Re: Would a car buyer complain about the space the engine takes up?
"Charles - logical and virtual partitioning is fine, but a physical partition, or one that is fixed at system compile time (or SYSGENs as this horrible mechanism was called on IBM) is a very bad idea. Modern computing moved on from that. You mean Android really goes backwards and does that (aside from Dalvik making registers visible to programmers - a really bad, but common idea)."
Yes, they do, for security reasons. Mainly, /system, under normal operation, is mounted read-only. This is one of the chief reasons hacks need root access: to be able to remount /system read/write so as to make the necessary changes. As for moving on, we haven't. A physical partition is still limited to the size of the media. Now, logical partitions can work around it, but that normally takes level of sophistication not present (or needed) in your average mobile device.
"Partitioning is static and is known to waste resources, particularly memory. Customers aren't happy when their disk space runs out and there is heaps of free wasted space because the OS can't make use of it."
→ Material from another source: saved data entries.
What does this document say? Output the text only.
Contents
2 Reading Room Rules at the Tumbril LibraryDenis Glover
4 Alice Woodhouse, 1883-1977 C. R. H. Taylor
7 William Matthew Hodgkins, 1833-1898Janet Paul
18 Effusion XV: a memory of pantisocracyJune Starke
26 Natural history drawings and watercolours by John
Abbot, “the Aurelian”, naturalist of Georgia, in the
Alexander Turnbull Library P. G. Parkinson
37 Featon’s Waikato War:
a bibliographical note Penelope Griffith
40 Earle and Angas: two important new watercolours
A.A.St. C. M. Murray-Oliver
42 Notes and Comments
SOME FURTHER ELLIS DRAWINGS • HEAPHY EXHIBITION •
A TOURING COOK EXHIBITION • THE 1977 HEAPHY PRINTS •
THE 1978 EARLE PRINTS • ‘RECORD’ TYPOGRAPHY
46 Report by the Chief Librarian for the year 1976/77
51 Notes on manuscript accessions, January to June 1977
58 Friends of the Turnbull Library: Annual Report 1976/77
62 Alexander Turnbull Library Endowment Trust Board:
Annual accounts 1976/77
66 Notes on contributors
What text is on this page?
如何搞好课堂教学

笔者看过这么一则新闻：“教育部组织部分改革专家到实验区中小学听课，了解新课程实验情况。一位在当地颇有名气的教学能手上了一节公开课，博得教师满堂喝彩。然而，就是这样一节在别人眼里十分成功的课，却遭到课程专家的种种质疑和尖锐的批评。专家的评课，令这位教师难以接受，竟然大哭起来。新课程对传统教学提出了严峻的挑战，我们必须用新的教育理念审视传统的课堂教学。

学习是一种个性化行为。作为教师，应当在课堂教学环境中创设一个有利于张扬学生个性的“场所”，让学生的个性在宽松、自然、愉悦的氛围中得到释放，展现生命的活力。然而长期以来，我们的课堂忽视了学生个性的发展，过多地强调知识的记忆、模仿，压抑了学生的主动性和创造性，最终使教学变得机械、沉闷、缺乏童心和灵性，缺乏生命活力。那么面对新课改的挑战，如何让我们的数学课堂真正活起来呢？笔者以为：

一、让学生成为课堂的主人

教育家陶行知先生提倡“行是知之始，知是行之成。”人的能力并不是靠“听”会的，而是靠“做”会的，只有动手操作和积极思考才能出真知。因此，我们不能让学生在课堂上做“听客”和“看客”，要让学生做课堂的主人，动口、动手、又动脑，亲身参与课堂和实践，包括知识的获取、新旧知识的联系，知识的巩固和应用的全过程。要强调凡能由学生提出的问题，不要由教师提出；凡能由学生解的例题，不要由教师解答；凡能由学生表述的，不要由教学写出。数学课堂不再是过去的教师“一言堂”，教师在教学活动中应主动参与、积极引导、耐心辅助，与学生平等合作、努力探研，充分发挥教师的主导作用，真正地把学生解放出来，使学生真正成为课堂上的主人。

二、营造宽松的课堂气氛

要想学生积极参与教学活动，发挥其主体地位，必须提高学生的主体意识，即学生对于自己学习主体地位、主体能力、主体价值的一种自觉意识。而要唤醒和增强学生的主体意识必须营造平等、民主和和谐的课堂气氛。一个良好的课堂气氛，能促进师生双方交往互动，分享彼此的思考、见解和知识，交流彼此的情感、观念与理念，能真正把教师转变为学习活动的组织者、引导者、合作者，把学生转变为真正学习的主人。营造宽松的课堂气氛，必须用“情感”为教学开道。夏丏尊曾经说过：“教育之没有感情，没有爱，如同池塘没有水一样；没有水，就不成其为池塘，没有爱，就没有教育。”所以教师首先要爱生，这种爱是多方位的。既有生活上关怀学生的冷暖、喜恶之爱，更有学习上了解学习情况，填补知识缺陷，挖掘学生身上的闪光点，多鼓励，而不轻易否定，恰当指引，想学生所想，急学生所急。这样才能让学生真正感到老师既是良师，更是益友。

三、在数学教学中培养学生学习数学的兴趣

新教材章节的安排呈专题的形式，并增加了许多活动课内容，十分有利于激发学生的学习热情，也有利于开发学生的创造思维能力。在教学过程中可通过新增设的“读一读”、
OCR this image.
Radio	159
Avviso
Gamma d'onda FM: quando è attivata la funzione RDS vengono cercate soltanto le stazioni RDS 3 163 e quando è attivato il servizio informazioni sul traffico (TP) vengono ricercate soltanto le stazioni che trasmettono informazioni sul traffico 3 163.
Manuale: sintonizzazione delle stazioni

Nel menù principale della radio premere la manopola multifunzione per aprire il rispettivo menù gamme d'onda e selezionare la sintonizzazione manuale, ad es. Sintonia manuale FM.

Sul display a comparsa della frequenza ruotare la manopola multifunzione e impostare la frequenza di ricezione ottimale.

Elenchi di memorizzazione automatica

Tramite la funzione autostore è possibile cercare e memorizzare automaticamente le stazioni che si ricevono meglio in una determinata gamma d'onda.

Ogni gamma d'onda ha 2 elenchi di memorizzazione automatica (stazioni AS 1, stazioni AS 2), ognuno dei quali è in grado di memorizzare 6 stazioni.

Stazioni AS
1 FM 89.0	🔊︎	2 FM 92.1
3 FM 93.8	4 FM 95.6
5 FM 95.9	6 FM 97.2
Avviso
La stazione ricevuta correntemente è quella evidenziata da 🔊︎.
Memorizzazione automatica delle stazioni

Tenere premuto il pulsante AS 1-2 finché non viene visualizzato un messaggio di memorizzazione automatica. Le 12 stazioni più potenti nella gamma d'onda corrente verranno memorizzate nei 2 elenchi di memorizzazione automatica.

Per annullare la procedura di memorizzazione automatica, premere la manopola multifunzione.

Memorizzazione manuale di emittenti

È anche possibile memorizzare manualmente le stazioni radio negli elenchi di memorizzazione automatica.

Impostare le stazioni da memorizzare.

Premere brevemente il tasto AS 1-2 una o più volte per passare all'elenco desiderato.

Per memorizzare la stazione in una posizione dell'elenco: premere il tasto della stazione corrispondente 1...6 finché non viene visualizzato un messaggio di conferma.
Then you should've heard some of the howls of protest when the S4 came out. Take mine: a baseline 16GB. About 2.5GB of it is partitioned /system, some of it /data, /cache, etc. Leaving us about 9GB free. I get around it with an SDXC card, but Apple users don't have that luxury. Basically, partitioning, especially on mobile devices, is a necessary evil. Trying to monkey with them is considered high-risk since the architectures involved are rather sensitive to where things are stored. So, if you have to partition to fixed sizes, why not segregate the OS onto another chip with additional safeguards and so on? To Android and the system at large, it shouldn't be able to tell the difference.
"Your PS is confusing two things. Programs are loaded into the same RAM memory as data. This is the von Neumann model. However, a program should not be treated as data itself which can be overwritten (except in a virtual environment like LISP and descendants).
If a program can overwrite program code, that results in all sorts of security breaches."
It's also sometimes the only way to achieve some kinds of speed optimizations. Treating programs as data is the basic remit of the compiler, and for a JIT compiler, it has to be able to compile it and then run it in the same context. Sure, there's the risk of security breaches, but that's the tradeoff of using self-modifying code.
I'm simply saying that the von Neumann argument isn't part of the discussion. We're discussing partitioning and the reservation of OS space such that it's not included as part of the advertised space, not the segregation of code and data.